MR Klar. Genau darum geht es. Vor ungefähr 40 Jahren kam der Job des DJs auf – in der Disco-Szene. Als Disco entstand, gelangten damit auch einige Disco-DJs zu Ruhm. Damals war es so, dass der bekannteste Typ jeweils der Resident war. Er baute den Klub quasi auf. Es gibt viele Beispiele : Larry Levan und die Paradise Garage, Frankie Knuckles und das Warehouse, Ron Hardy und die Music Box. Diese Orte wurden dann auch legendäre Discos oder Klubs – eben wegen den DJs. Die Leute kamen da hin um die Resident-DJs zu sehen. Diese fühlten sich entsprechend wohl und konnten experimentieren. Damals war es auch ok, wenn der DJ einen Fehler machte – die Leute mochten das sogar. Heute muss man sich vor Buh-Rufen aus dem Publikum fürchten… Dazu kommt : Als DJ ist man heute konstant unterwegs, man kommt im Klub an, muss Ein-Stunden-Sets spielen – mitten im Abend – wie zur Hölle soll man da ein Set aufbauen ? … Ich persönlich war aber nie ein traditioneller Klub-DJ. Ich spielte oft in einem Restaurant… Habt ihr dieses Interview von mir auf Made Like A Tree gelesen ? Es ist sehr lang… Es ist so lang, weil es das erste Mal war, dass mir jemand diese Fragen gestellt hatte. Und diese waren sehr wage. À la : « Wie hast du mit dem Musikmachen angefangen ? » Da musste ich weit ausholen.
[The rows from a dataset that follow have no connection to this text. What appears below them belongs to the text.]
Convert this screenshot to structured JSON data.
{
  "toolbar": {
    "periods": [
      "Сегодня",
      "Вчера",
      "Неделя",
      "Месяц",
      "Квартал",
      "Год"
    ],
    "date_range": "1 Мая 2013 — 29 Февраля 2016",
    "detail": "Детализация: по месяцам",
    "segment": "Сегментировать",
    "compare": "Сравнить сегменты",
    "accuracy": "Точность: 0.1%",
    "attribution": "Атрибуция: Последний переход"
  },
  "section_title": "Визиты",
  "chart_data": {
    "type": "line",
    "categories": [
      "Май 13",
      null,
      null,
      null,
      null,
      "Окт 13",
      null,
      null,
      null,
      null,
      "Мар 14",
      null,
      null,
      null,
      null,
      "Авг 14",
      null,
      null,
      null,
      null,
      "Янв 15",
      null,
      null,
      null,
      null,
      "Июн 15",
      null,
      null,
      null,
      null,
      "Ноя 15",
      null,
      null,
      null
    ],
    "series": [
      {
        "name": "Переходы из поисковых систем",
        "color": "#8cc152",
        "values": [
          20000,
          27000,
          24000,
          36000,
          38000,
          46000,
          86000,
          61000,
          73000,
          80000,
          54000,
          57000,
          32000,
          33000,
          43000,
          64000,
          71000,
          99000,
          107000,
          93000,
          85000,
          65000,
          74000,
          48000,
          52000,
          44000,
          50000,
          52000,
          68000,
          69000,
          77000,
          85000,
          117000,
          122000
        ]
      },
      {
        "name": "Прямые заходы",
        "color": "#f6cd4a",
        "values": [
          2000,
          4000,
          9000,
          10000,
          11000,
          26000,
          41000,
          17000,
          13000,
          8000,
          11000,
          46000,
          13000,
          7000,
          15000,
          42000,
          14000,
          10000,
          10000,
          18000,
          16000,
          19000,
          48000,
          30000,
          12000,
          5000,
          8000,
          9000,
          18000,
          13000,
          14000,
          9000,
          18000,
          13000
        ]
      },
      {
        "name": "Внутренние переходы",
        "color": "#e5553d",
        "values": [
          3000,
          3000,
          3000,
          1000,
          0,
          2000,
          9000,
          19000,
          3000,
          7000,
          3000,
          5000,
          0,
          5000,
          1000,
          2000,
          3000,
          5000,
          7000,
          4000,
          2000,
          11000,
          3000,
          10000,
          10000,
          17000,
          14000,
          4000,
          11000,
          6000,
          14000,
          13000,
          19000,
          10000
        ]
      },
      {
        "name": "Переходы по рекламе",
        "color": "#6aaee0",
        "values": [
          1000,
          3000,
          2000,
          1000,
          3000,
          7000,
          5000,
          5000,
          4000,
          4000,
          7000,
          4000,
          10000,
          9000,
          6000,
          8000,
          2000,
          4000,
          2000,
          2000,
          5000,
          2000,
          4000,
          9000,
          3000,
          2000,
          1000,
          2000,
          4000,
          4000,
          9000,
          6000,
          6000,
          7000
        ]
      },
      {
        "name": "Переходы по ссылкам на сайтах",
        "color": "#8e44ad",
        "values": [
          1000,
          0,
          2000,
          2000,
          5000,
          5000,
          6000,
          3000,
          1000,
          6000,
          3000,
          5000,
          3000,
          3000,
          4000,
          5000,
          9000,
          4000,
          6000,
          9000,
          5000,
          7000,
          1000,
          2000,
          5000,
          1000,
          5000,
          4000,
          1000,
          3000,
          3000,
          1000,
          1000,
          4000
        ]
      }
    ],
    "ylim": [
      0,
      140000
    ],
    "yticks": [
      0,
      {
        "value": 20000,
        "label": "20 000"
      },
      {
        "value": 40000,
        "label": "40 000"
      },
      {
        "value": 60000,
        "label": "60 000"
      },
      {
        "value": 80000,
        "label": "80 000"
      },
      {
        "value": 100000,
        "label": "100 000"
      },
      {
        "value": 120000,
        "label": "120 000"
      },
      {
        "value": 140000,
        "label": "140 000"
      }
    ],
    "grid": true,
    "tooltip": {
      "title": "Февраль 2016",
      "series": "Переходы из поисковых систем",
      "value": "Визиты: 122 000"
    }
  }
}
RB Ich las das Interview vor einer Weile. Und es hat mich sehr berührt.

MR Wie auch immer, darin erzähle ich, dass mein DJ-Leben sich zu grossen Teilen in Restaurants abgespielt hatte. Das heisst : Kein richtiges Publikum, scheiss Soundsystem, EUR 80 Gage um während sechs Stunden Hintergrundmusik zu spielen, ausdrücklich keine Klubmusik – aber das ist ja sowieso ein relativer Begriff. Was für den einen Klubmusik ist, ist für jemand anderes super langweilige Musik [ lacht ] – dabei geht es natürlich um Semantik… Auf jeden Fall habe ich in diesem Restaurant gelernt, was Musik ist. Und wie man seine eigenen Interessen in solch einem Kontext unterkriegen kann. Ich konnte Sachen spielen, die wohl nicht als Restaurant-Musik durchgehen… Wie auch immer, es war ein weiter Weg von diesen langen nicht-Klub-orientierten Sets zu den Sets, die ich nun in europäischen Klubs spiele.

RB Inwiefern beeinflusst dich diese Erfahrung ?

MR Ich sehe die Musikszene aus einer anderen Perspektive als die meisten anderen. Neulich habe ich beispielsweise in Berlin gespielt. Das war komisch. Weil ich spielte nicht in einem Technoklub, was für mich ironisch ist : Ich bin in Berlin, dem Techno-Mekka, und spiele im ehemaligen Hauptsitz eines Jagdvereins. Der Klub heisst Loftus Hall – ein cooler Ort. Offensichtlich ist das aber kein richtiger Klub, die Räume sind beispielsweise mit Holz getäfert. Auch deren Sound war nicht der beste, aber die Atmosphäre war toll…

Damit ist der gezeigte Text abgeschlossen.